Board and staff responses in the record: Town public‑health and planning staff explained that the applicant’s proposed wastewater system is Title 5–compliant and that the board cannot impose conditions that conflict with state approvals; staff and the board nevertheless agreed to encourage the applicant to adopt emerging, certified phosphorus‑removal systems if they become available and feasible for multi‑family installations. The decision also notes that if town sewer becomes available the project will be treated as other town properties with respect to connection requirements, because the applicant did not request a sewer waiver.
Votes at a glance: The board recorded a separate vote on conditions 16 and 17 (the affordability duration language) and approved those conditions 4–1 (Kenneth Dixon opposed because he favored stronger perpetual protections). The final vote to adopt the entire written decision as revised was 5–0; the board also voted to authorize the chair to sign the decision on behalf of the board.

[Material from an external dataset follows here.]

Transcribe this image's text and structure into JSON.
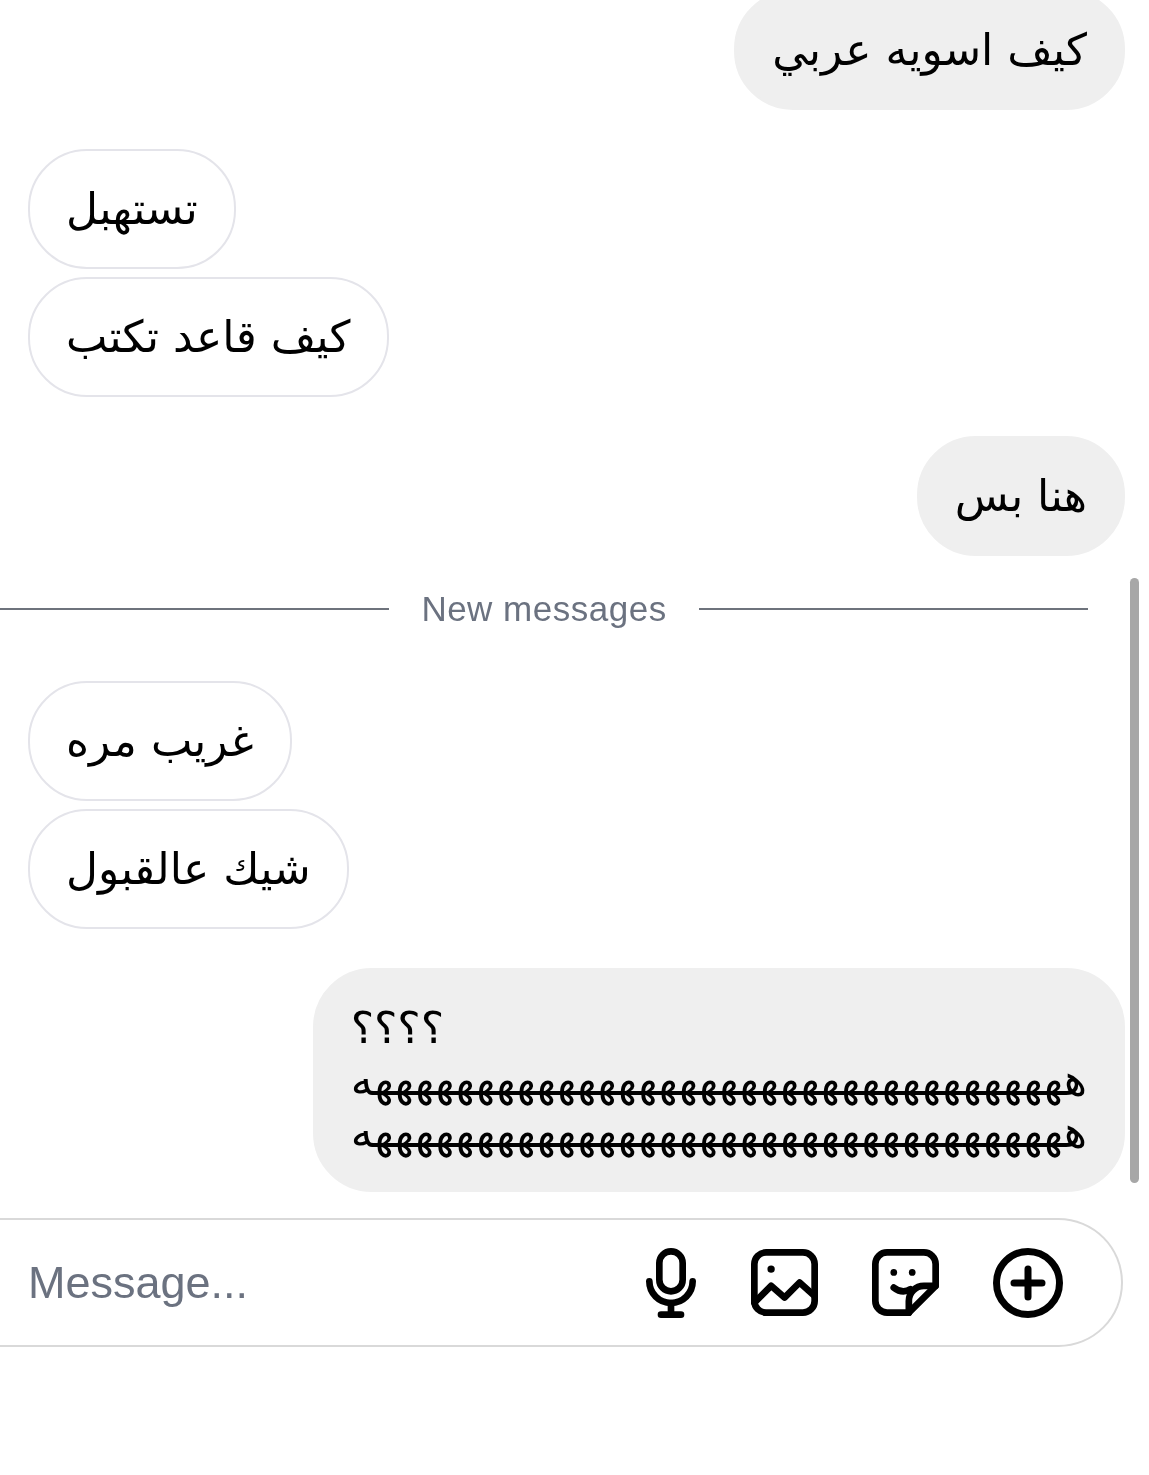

What happens next: The decision and the recorded materials (including plans and revised exhibits) will be finalized and the chair will sign the approved decision. The decision notes that some materials presented during hearings (revised plans, lighting and parking exhibits) must be included in the record prior to finalizing the decision. Implementation steps include recording the 40B rider at closing for the perpetual units and the town and applicant executing the local springing regulatory agreement for the units described in the decision. Any appeal of the decision would follow state law timelines.
The board adjourned after completing the votes; the hearing record includes transcripts, presentations and written correspondence received during the review period.